In late June, Broward County, Florida, placed some communities under quarantine to address sightings of an invasive pest, CNN reports. According to a map provided by the Florida Department of Agriculture and Consumer Services (FDACS), two zones in the Miramar area will need treatment to get rid of giant African land snails.
Giant African land snails are an invasive, destructive, and sometimes dangerous snail species that has, unfortunately, been introduced in many habitats worldwide. The species was one of the factors that drove Tahiti’s Partula snail to extinction in the wild.
Now, these snails have been spotted in Broward County, so local officials are taking action to eliminate them, CNN reports. The Florida Department of Agriculture and Consumer Services announced a quarantine zone in the southeast area of the county that makes it illegal to move snails, plants, compost, and yard waste into or out of the affected area.

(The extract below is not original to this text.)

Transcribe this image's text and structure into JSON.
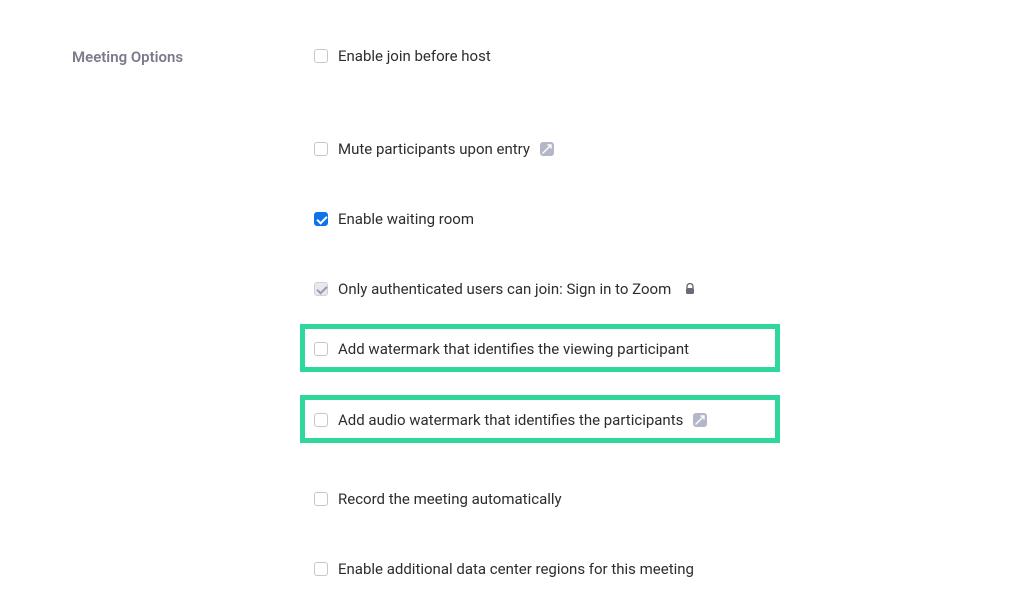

Meanwhile, the department said in a news release that it would apply snail baits to two affected areas to kill the invasive animals. CNN assures readers that the type of pesticide being used, metaldehyde, is specific to mollusks and approved for residential use.
Why are African land snails worrisome?
CNN explains that the giant African land snail is surprisingly dangerous for such a small and slow-moving creature. According to the FDACS, the snail is “one of the most damaging snails in the world, consuming at least 500 different types of plants,”
While primarily known for damaging crops, it can also eat through plastic and stucco and has a shell sharp and strong enough to pop a tire if a car runs over it.
Worst, though, these snails also carry parasites that affect humans. Quoting both the Department of Agriculture and the CDC, CNN explains that “rat lungworm” causes dangerous swelling in the brain and spinal cord, a condition called meningitis.
What can local residents do to help?
The most important step Florida residents can take is to respect the quarantine zone and avoid transporting plants, vegetables, and garden waste — even if you think they’re clean.
Also, be on the lookout for fist-sized brown snails. You can report sightings to the Florida Department of Agriculture & Consumer Services. Try to get a picture of the snail if possible to help with identification, but don’t touch it.